Moses B. F. Massaquoi currently serves as Country Director for Clinton Health Access Initiative Liberia. He has over twenty-five years of public health and clinical experience as a recognized expert in nursing, medicine, surgery, public health, infectious disease, humanitarian services, disaster preparedness, and epidemics in conflicts and vulnerable settings. He has worked in many countries in Sub-Saharan Africa with international organizations. He is well published in international scientific and medical journals, has presented at several international health conferences, serves as a peer reviewer, and sits on numerous international health-related boards.

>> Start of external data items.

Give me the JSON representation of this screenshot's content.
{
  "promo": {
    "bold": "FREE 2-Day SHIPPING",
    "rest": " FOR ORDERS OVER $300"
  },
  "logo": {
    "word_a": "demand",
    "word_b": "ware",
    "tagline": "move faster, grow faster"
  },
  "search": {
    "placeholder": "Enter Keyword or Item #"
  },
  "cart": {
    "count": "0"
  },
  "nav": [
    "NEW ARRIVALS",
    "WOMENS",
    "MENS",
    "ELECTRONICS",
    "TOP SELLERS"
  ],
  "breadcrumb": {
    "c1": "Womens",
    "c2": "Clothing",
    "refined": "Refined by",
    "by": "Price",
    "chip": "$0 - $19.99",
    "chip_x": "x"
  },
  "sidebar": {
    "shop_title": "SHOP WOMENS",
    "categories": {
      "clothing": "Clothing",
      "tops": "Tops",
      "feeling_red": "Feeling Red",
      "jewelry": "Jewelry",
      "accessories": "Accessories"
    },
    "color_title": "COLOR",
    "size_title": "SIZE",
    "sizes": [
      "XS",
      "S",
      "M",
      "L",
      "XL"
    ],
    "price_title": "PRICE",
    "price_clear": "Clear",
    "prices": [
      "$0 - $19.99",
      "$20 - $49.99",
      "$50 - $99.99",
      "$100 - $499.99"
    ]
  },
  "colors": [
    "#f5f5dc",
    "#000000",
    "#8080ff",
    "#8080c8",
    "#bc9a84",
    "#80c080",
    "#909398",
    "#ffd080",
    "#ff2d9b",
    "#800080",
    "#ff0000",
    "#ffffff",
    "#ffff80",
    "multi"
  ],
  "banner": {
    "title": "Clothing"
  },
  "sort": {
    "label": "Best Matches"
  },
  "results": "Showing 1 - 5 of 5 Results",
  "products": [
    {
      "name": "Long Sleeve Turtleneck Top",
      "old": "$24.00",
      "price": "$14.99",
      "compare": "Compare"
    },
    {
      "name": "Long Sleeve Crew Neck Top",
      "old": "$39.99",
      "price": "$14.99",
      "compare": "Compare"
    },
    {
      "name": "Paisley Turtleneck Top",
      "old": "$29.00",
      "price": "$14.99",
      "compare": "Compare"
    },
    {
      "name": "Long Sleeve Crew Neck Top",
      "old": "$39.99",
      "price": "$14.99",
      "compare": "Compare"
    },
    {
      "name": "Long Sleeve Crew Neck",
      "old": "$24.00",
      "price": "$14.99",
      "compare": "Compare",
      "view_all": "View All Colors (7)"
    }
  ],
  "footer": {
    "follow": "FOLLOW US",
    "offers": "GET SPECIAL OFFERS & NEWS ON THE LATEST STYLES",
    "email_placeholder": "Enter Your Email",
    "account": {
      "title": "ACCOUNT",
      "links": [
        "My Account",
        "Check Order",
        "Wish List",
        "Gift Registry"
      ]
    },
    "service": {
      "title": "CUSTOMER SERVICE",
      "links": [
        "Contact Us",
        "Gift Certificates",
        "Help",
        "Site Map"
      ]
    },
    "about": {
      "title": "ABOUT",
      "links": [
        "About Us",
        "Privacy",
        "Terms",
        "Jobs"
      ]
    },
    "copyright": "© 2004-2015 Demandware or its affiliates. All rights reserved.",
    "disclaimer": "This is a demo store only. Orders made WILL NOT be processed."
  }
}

Robtel Neajai Pailey, MSc, PhD

Leverhulme Early Career Fellow, University of Oxford

Robtel Neajai Pailey is a Liberian academic, activist and author of the anti-corruption children’s books, Gbagba and Jaadeh! With over 15 years of combined professional experiences in Africa, Europe and North America, she has previously worked with regional and multilateral organisations, governments, NGOs, media institutions and universities. Robtel’s core areas of research and policy expertise include the political economy of development, migration, citizenship, conflict, post-war recovery, governance, all with respect to Africa. Her scholarly writing and popular commentary have appeared in academic journals, edited book volumes, newspapers and magazines. Robtel holds BA degrees in African Studies and English Literature from Howard University, an MSc in African Studies from the University of Oxford, and a PhD in Development Studies from SOAS, University of London.

Wendy Taylor, MPP

Rockefeller Foundation Fellow

Wendy Taylor is a global innovation pioneer who has worked for the last 20 years catalyzing innovations to tackle some of the world’s toughest global health challenges and utilizing market-based solutions to scale for impact. Most recently, she was awarded a Rockefeller Foundation Fellowship to explore how to advance opportunities in artificial intelligence, digital and data technologies to transform global health, including applying advanced outbreak analytics to pandemic threats enabling effective outbreak prediction, earlier detection and precision response. In 2010, Wendy founded and built the Center for Accelerating Innovation and Impact at the US Agency for International Development to apply innovative, business-minded approaches to accelerate the development, introduction and scale-up of priority global health innovations. In 2004, Wendy founded Bio Ventures for Global Health, a non-profit working to engage the biopharmaceutical industry in developing medicines for diseases of the developing world. Wendy also advises a number of start-ups, non-profits, and foundations. Wendy received a BA from Duke University and a Master of Public Policy from Harvard University.